Prove that $\alpha + \beta=\beta \iff \alpha\omega\le\beta$
$(\Leftarrow)$ If $\alpha\omega=\beta$, then $\alpha+\beta=\alpha+\alpha\omega=\alpha(1+\omega)=\alpha\omega=\beta.$
If $\alpha\omega<\beta$, then there exists $\gamma$ such that $\beta=\alpha\omega+\gamma$. $\alpha + \beta = \alpha + \alpha\omega+\gamma=\alpha(1+\omega)+\gamma=\alpha\omega+\gamma=\beta$.
$(\Rightarrow)$ Lemma: if $\eta>\xi$ and $k\in\mathbb{N}$, then $\omega^{\xi}k+\omega^{\eta}=\omega^{\eta}$. Indeed, $\eta>\xi \Rightarrow \eta=\xi+\gamma$ $\Rightarrow$ $\omega^{\xi}k+\omega^{\eta}= \omega^{\xi}k+\omega^{\xi+\gamma}= \omega^{\xi}(k+\omega^{\gamma})=\omega^{\xi}\omega^{\gamma}=\omega^{\xi+\gamma}=\omega^{\eta}$.
Let's write $\alpha$ and $\beta$ in Cantor normal form:
$$\alpha=\omega^{\phi_0}a_0+\omega^{\phi_1}a_1+\dots+\omega^{\phi_n}a_n,$$$$\beta=\omega^{\phi_0}b_0+\omega^{\phi_1}b_1+\dots+\omega^{\phi_n}b_n.$$ By lemma, $\alpha+\beta=\omega^{\phi_0}a_0+\omega^{\phi_0}b_0+\omega^{\phi_1}b_1+\dots+\omega^{\phi_n}b_n$. So, for $\alpha+\beta$ to be equal $\beta$, we need $a_0=0$. Now, let's multiply $\alpha=\omega^{\phi_1}a_1+\dots+\omega^{\phi_n}a_n$ by $\omega$, i.e. let's add $\alpha=\omega^{\phi_1}a_1+\dots+\omega^{\phi_n}a_n$ together $\omega$ many times.
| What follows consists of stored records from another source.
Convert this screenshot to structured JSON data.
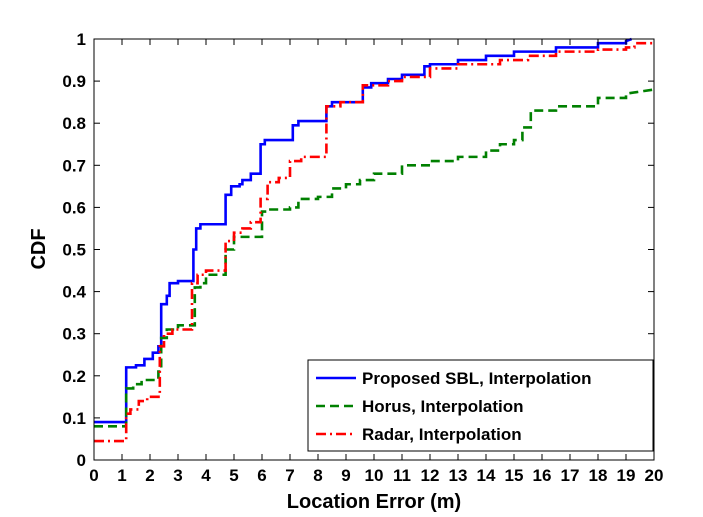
{
  "chart_data": {
    "type": "line",
    "title": "",
    "xlabel": "Location Error (m)",
    "ylabel": "CDF",
    "xlim": [
      0,
      20
    ],
    "ylim": [
      0,
      1
    ],
    "x_ticks": [
      "0",
      "1",
      "2",
      "3",
      "4",
      "5",
      "6",
      "7",
      "8",
      "9",
      "10",
      "11",
      "12",
      "13",
      "14",
      "15",
      "16",
      "17",
      "18",
      "19",
      "20"
    ],
    "y_ticks": [
      "0",
      "0.1",
      "0.2",
      "0.3",
      "0.4",
      "0.5",
      "0.6",
      "0.7",
      "0.8",
      "0.9",
      "1"
    ],
    "grid": false,
    "legend_position": "bottom-right",
    "series": [
      {
        "name": "Proposed SBL, Interpolation",
        "color": "#0000ff",
        "style": "solid",
        "x": [
          0,
          1.15,
          1.15,
          1.5,
          1.5,
          1.8,
          1.8,
          2.1,
          2.1,
          2.3,
          2.3,
          2.4,
          2.4,
          2.6,
          2.6,
          2.7,
          2.7,
          3.0,
          3.0,
          3.55,
          3.55,
          3.65,
          3.65,
          3.8,
          3.8,
          4.7,
          4.7,
          4.9,
          4.9,
          5.2,
          5.2,
          5.3,
          5.3,
          5.6,
          5.6,
          5.95,
          5.95,
          6.1,
          6.1,
          7.1,
          7.1,
          7.3,
          7.3,
          8.3,
          8.3,
          8.5,
          8.5,
          9.6,
          9.6,
          9.9,
          9.9,
          10.5,
          10.5,
          11.0,
          11.0,
          11.8,
          11.8,
          12.0,
          12.0,
          13.0,
          13.0,
          14.0,
          14.0,
          15.0,
          15.0,
          16.5,
          16.5,
          18.0,
          18.0,
          19.0,
          19.0,
          19.2
        ],
        "y": [
          0.09,
          0.09,
          0.22,
          0.22,
          0.225,
          0.225,
          0.24,
          0.24,
          0.255,
          0.255,
          0.27,
          0.27,
          0.37,
          0.37,
          0.39,
          0.39,
          0.42,
          0.42,
          0.425,
          0.425,
          0.5,
          0.5,
          0.55,
          0.55,
          0.56,
          0.56,
          0.63,
          0.63,
          0.65,
          0.65,
          0.655,
          0.655,
          0.665,
          0.665,
          0.68,
          0.68,
          0.75,
          0.75,
          0.76,
          0.76,
          0.795,
          0.795,
          0.805,
          0.805,
          0.84,
          0.84,
          0.85,
          0.85,
          0.885,
          0.885,
          0.895,
          0.895,
          0.905,
          0.905,
          0.915,
          0.915,
          0.935,
          0.935,
          0.94,
          0.94,
          0.95,
          0.95,
          0.96,
          0.96,
          0.97,
          0.97,
          0.98,
          0.98,
          0.99,
          0.99,
          0.995,
          1.0
        ]
      },
      {
        "name": "Horus, Interpolation",
        "color": "#008000",
        "style": "dashed",
        "x": [
          0,
          1.15,
          1.15,
          1.4,
          1.4,
          1.7,
          1.7,
          2.3,
          2.3,
          2.4,
          2.4,
          2.6,
          2.6,
          3.0,
          3.0,
          3.6,
          3.6,
          3.8,
          3.8,
          4.0,
          4.0,
          4.7,
          4.7,
          5.0,
          5.0,
          6.0,
          6.0,
          6.3,
          6.3,
          7.0,
          7.0,
          7.3,
          7.3,
          8.0,
          8.0,
          8.5,
          8.5,
          9.0,
          9.0,
          9.5,
          9.5,
          10.0,
          10.0,
          11.0,
          11.0,
          12.0,
          12.0,
          13.0,
          13.0,
          14.0,
          14.0,
          14.5,
          14.5,
          15.0,
          15.0,
          15.3,
          15.3,
          15.6,
          15.6,
          16.5,
          16.5,
          18.0,
          18.0,
          19.0,
          19.0,
          20.0
        ],
        "y": [
          0.08,
          0.08,
          0.17,
          0.17,
          0.18,
          0.18,
          0.19,
          0.19,
          0.21,
          0.21,
          0.29,
          0.29,
          0.31,
          0.31,
          0.32,
          0.32,
          0.41,
          0.41,
          0.42,
          0.42,
          0.44,
          0.44,
          0.5,
          0.5,
          0.53,
          0.53,
          0.59,
          0.59,
          0.595,
          0.595,
          0.6,
          0.6,
          0.62,
          0.62,
          0.625,
          0.625,
          0.645,
          0.645,
          0.655,
          0.655,
          0.665,
          0.665,
          0.68,
          0.68,
          0.7,
          0.7,
          0.71,
          0.71,
          0.72,
          0.72,
          0.735,
          0.735,
          0.75,
          0.75,
          0.76,
          0.76,
          0.79,
          0.79,
          0.83,
          0.83,
          0.84,
          0.84,
          0.86,
          0.86,
          0.87,
          0.88
        ]
      },
      {
        "name": "Radar, Interpolation",
        "color": "#ff0000",
        "style": "dashdot",
        "x": [
          0,
          1.15,
          1.15,
          1.3,
          1.3,
          1.6,
          1.6,
          1.9,
          1.9,
          2.35,
          2.35,
          2.5,
          2.5,
          2.8,
          2.8,
          3.5,
          3.5,
          3.7,
          3.7,
          4.0,
          4.0,
          4.7,
          4.7,
          5.0,
          5.0,
          5.3,
          5.3,
          5.6,
          5.6,
          5.95,
          5.95,
          6.2,
          6.2,
          6.6,
          6.6,
          7.0,
          7.0,
          7.4,
          7.4,
          8.3,
          8.3,
          8.8,
          8.8,
          9.6,
          9.6,
          10.5,
          10.5,
          11.0,
          11.0,
          12.0,
          12.0,
          13.0,
          13.0,
          14.5,
          14.5,
          15.5,
          15.5,
          16.5,
          16.5,
          18.0,
          18.0,
          19.0,
          19.0,
          19.3,
          19.3,
          20.0
        ],
        "y": [
          0.045,
          0.045,
          0.11,
          0.11,
          0.12,
          0.12,
          0.14,
          0.14,
          0.15,
          0.15,
          0.27,
          0.27,
          0.3,
          0.3,
          0.31,
          0.31,
          0.42,
          0.42,
          0.44,
          0.44,
          0.45,
          0.45,
          0.52,
          0.52,
          0.54,
          0.54,
          0.55,
          0.55,
          0.565,
          0.565,
          0.62,
          0.62,
          0.66,
          0.66,
          0.67,
          0.67,
          0.71,
          0.71,
          0.72,
          0.72,
          0.84,
          0.84,
          0.85,
          0.85,
          0.89,
          0.89,
          0.9,
          0.9,
          0.91,
          0.91,
          0.93,
          0.93,
          0.94,
          0.94,
          0.95,
          0.95,
          0.96,
          0.96,
          0.97,
          0.97,
          0.975,
          0.975,
          0.98,
          0.98,
          0.99,
          0.99
        ]
      }
    ]
  }
}
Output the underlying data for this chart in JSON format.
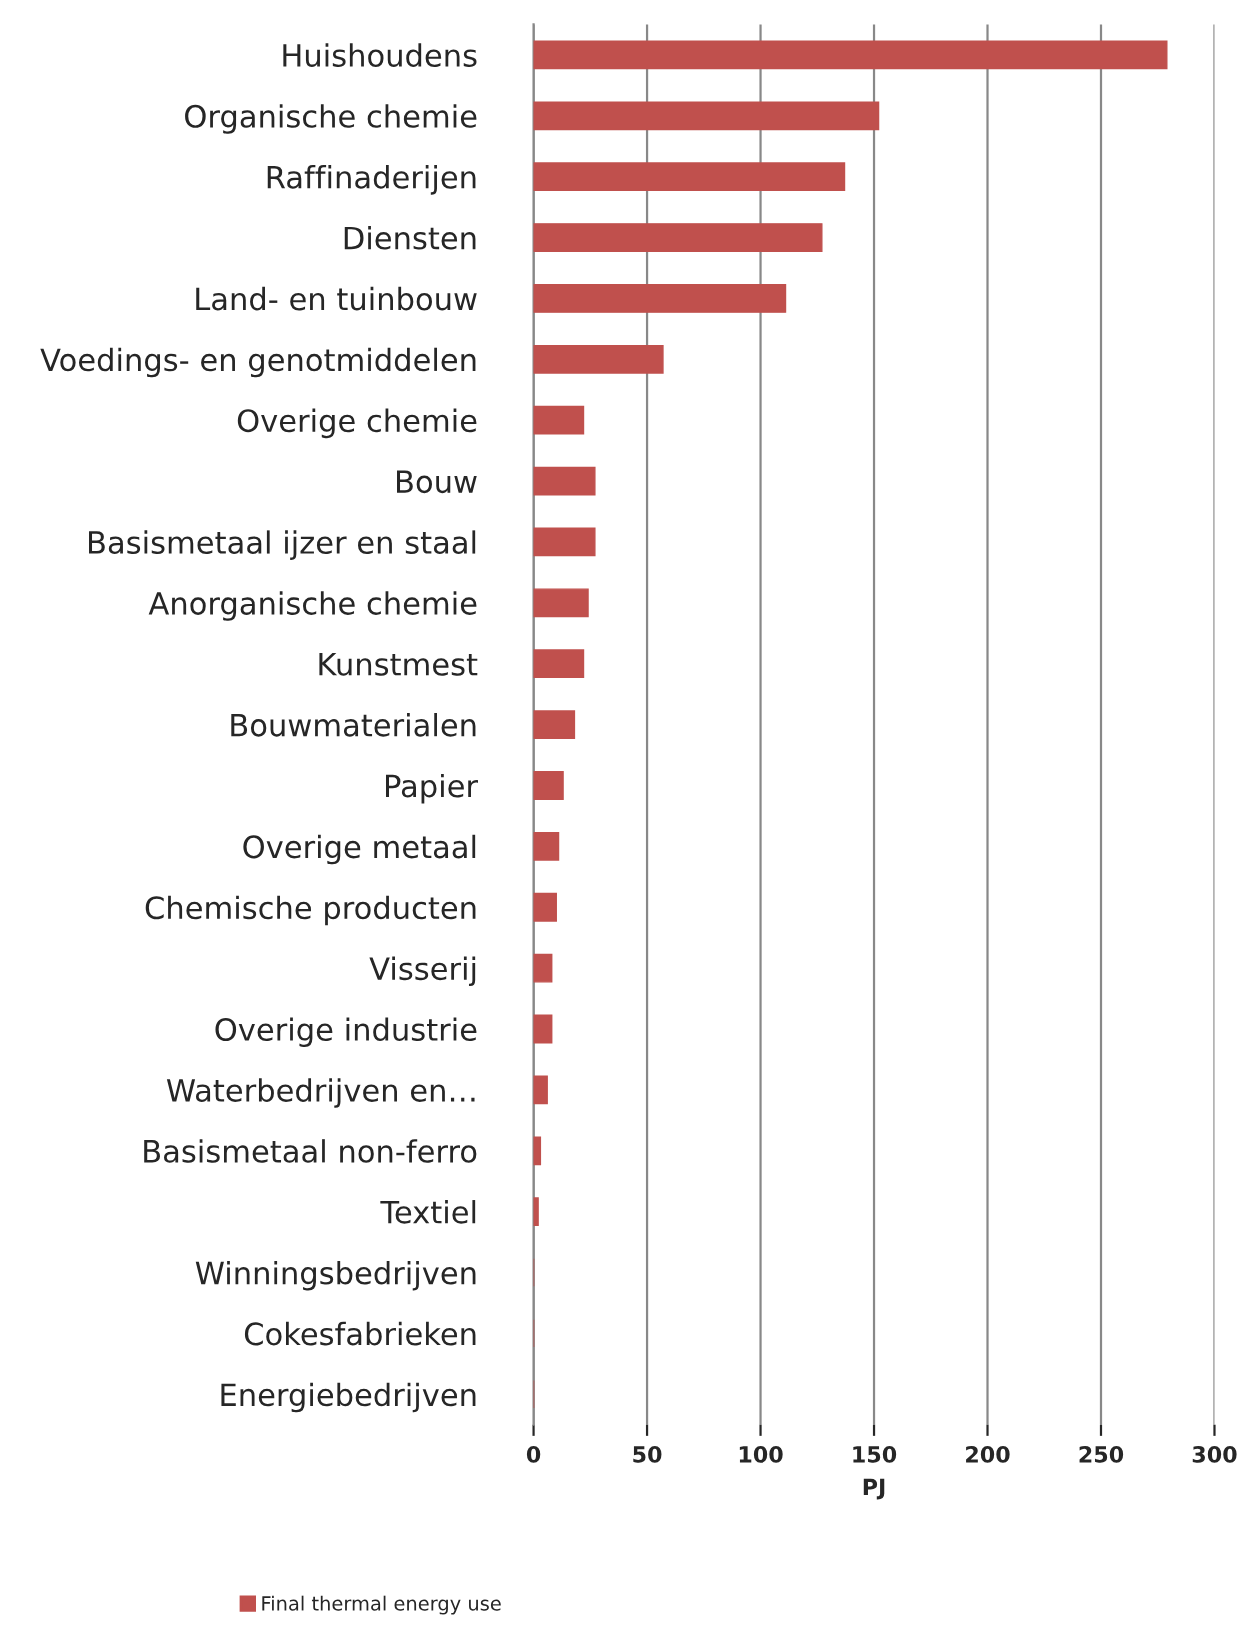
{
  "chart_data": {
    "type": "bar",
    "orientation": "horizontal",
    "categories": [
      "Huishoudens",
      "Organische chemie",
      "Raffinaderijen",
      "Diensten",
      "Land- en tuinbouw",
      "Voedings- en genotmiddelen",
      "Overige chemie",
      "Bouw",
      "Basismetaal ijzer en staal",
      "Anorganische chemie",
      "Kunstmest",
      "Bouwmaterialen",
      "Papier",
      "Overige metaal",
      "Chemische producten",
      "Visserij",
      "Overige industrie",
      "Waterbedrijven en…",
      "Basismetaal non-ferro",
      "Textiel",
      "Winningsbedrijven",
      "Cokesfabrieken",
      "Energiebedrijven"
    ],
    "series": [
      {
        "name": "Final thermal energy use",
        "color": "#c0504d",
        "values": [
          279,
          152,
          137,
          127,
          111,
          57,
          22,
          27,
          27,
          24,
          22,
          18,
          13,
          11,
          10,
          8,
          8,
          6,
          3,
          2,
          0,
          0,
          0
        ]
      }
    ],
    "xlabel": "PJ",
    "xlim": [
      0,
      300
    ],
    "xticks": [
      0,
      50,
      100,
      150,
      200,
      250,
      300
    ],
    "grid": "x",
    "legend": "bottom"
  }
}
By lemma, all 'segments' $$\omega^{\phi_2}a_2+\dots+\omega^{\phi_n}a_n+\omega^{\phi_1}a_1$$ would turn into $\omega^{\phi_1}a_1$. Since there are omega many segments of such type, the greatest term of $\alpha\omega$ is $\omega^{\phi_1}a_1\omega=\omega^{\phi_1}(a_1\omega)=\omega^{\phi_1}(\omega)=\omega^{\phi_1+1}\le\omega^{\phi_0}b_0\in\beta.$
I'd like to know whether my proof is correct or not, and if it is, whether it's rigourous enough. It would also be great to see alternative ways of proving this.
Thank you in advance.
For $\Rightarrow$, I'd argue more directly (without Cantor normal form):
Assume $\alpha+\beta=\beta$. Using $\alpha(n+1)+\beta=\alpha n+\alpha+\beta=\alpha n+\beta$, we see by induction that $ \alpha n+\beta=\beta$ for all $n<\omega$. As $\alpha\omega$ is the least ordinal that is $\ge \alpha n$ for all $n<\omega$ and as $\alpha n\le\alpha n+\beta=\beta$, we conclude $\alpha\omega\le\beta$.